I’ve had to work with a couple of computer helpdesks recently and though I’m not on the “front-lines” anymore, that was where I got my start.  I’ve got a couple of good stories to share  – and by “good”, I mean “terrible”.

It was getting close to lunchtime and I got a call from a woman who has since retired from the university.  She told me that someone had moved the icons around on her desktop and she wanted a ticket opened so a technician could come out and put them back where they were supposed to be.

I paused for a moment before answering to try and figure out if I’d heard her right and decided that, yes, I had heard her correctly.

“Well,” I told her, “Moving icons around on a screen is very easy to do.  If you’ve got a minute, I could walk you through the process of moving them back,”
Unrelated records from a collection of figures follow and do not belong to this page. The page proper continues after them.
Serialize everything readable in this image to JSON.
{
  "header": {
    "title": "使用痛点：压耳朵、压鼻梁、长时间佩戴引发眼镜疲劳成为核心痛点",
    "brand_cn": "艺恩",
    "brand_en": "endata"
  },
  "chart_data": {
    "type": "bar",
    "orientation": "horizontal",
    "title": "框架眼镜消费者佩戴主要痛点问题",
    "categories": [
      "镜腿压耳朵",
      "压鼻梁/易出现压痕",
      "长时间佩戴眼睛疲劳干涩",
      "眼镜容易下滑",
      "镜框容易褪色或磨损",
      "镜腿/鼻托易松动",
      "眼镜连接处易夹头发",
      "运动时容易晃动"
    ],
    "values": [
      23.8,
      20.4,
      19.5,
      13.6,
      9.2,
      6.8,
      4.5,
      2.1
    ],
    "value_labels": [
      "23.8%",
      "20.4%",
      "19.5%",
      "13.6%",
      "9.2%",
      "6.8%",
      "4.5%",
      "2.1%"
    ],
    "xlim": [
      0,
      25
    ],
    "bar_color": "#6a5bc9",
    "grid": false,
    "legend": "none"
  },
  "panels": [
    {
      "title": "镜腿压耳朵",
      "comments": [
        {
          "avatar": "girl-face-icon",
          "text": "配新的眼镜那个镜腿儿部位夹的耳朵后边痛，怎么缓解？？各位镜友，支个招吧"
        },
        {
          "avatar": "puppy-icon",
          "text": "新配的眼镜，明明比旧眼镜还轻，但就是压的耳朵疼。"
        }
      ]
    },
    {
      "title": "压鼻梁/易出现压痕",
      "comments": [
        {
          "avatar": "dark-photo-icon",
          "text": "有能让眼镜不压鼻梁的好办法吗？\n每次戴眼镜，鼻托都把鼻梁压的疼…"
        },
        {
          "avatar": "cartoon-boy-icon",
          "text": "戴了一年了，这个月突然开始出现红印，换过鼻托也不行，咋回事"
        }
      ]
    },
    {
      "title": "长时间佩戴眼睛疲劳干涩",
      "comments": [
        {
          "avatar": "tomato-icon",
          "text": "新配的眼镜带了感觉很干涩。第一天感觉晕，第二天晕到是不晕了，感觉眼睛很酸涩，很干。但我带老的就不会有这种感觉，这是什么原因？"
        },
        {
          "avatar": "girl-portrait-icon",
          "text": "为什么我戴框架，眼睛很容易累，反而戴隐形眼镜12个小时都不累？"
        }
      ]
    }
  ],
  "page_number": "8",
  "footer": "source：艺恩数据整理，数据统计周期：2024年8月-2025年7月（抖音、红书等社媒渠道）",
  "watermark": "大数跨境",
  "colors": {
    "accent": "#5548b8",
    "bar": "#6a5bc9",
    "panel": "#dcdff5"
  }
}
“No,” she replied, with impatience in her voice, “I don’t have time for that. I just want these put back to where they were and I want someone to come over here and do that,”

I considered arguing the point that it might be a couple of days for someone to go over and “fix” this compared to the minute it would take to walk her through doing it herself – and the irony that it would actually take longer to create the ticket than for her to move things back.  But I realized that it wasn’t about the icons on the screen.  It was instead a deeply held and fundamental resistance to change.

I know people that don’t like change and I get that computers are “scary” – but to refuse to learn even the small amount that it would take to put things back struck me as tragic – especially for someone that works at a university.

I went ahead and opened the ticket and gave her the confirmation number.  I encountered her again years later when I was in a new role at the university and she was as defiantly resistant to learning something new then too.

I can’t imagine being that fearful of things that change – when Everything is always changing.  Even our own bodies are in a constant state of change from moment to moment, with each breath we take.

Makes me glad I’m a web guy – where change is the only constant.